Dairy cows at pasture produce better milk for cheese-making – study

The findings may not come as a surprise to advocates of the pasture-based system, but there is now more scientific evidence that moving cows outdoors for at least part of the year can be beneficial for milk composition and cheese yield.

Italian researchers probed the milk of two groups of dairy cows to find out how moving the animals to pasture for three months in the summer affected the quality of the milk they produced – along with its cheesemaking properties – compared to that of their indoor-bred counterparts. . Studies of this kind are few and tend to focus on higher health and the effects of pathogenic bacteria rather than the effects of milk’s microbiota and cheese-making properties.

The experiment, which lasted from June to October, was carried out at two farms in the Italian Alps in Europe – a permanent farm that houses cows indoors year-round, and a temporary summer highland farm where cows are kept at pasture.

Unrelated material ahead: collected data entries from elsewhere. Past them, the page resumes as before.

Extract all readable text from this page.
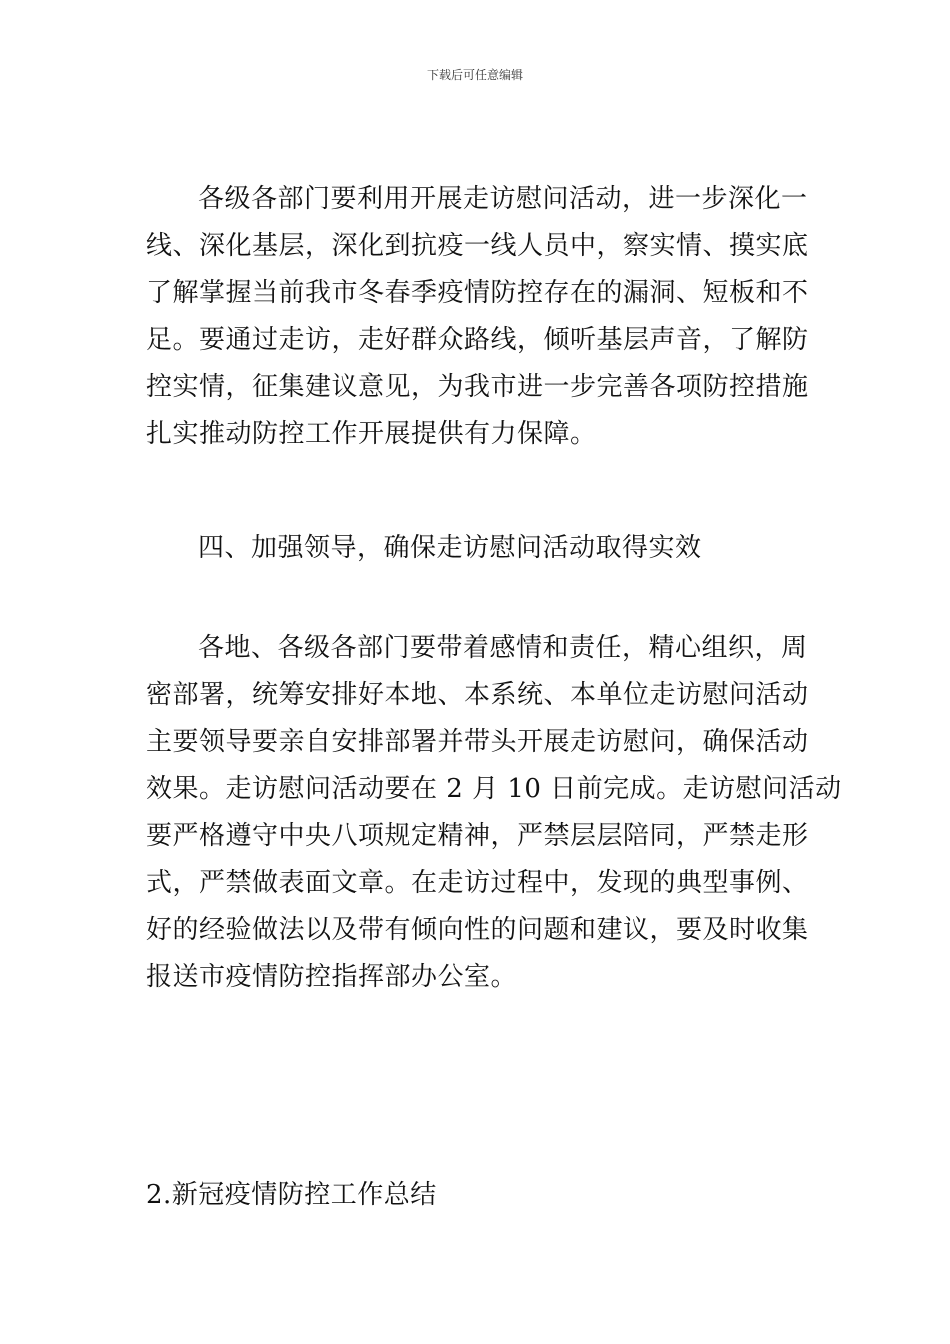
下载后可任意编辑
各级各部门要利用开展走访慰问活动，进一步深化一
线、深化基层，深化到抗疫一线人员中，察实情、摸实底
了解掌握当前我市冬春季疫情防控存在的漏洞、短板和不
足。要通过走访，走好群众路线，倾听基层声音，了解防
控实情，征集建议意见，为我市进一步完善各项防控措施
扎实推动防控工作开展提供有力保障。
四、加强领导，确保走访慰问活动取得实效
各地、各级各部门要带着感情和责任，精心组织，周
密部署，统筹安排好本地、本系统、本单位走访慰问活动
主要领导要亲自安排部署并带头开展走访慰问，确保活动
效果。走访慰问活动要在 2 月 10 日前完成。走访慰问活动
要严格遵守中央八项规定精神，严禁层层陪同，严禁走形
式，严禁做表面文章。在走访过程中，发现的典型事例、
好的经验做法以及带有倾向性的问题和建议，要及时收集
报送市疫情防控指挥部办公室。
2.新冠疫情防控工作总结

Twelve Brown Swiss cows were chosen for the experiment and split into two groups of six. For the first and last month of the trial, all were kept together indoors at the permanent farm; Between July and September, one of the groups was moved to the temporary farm, where cows were kept at pasture day and night. The indoor-only group was fed TMR while the grazing cows were given some supplementary feed according to milk production.

Samples were taken in each of the five months and divided into two to test the bacterial content and key milk composition traits such as protein, casein, lactose, and fat, and how these affected cheese production.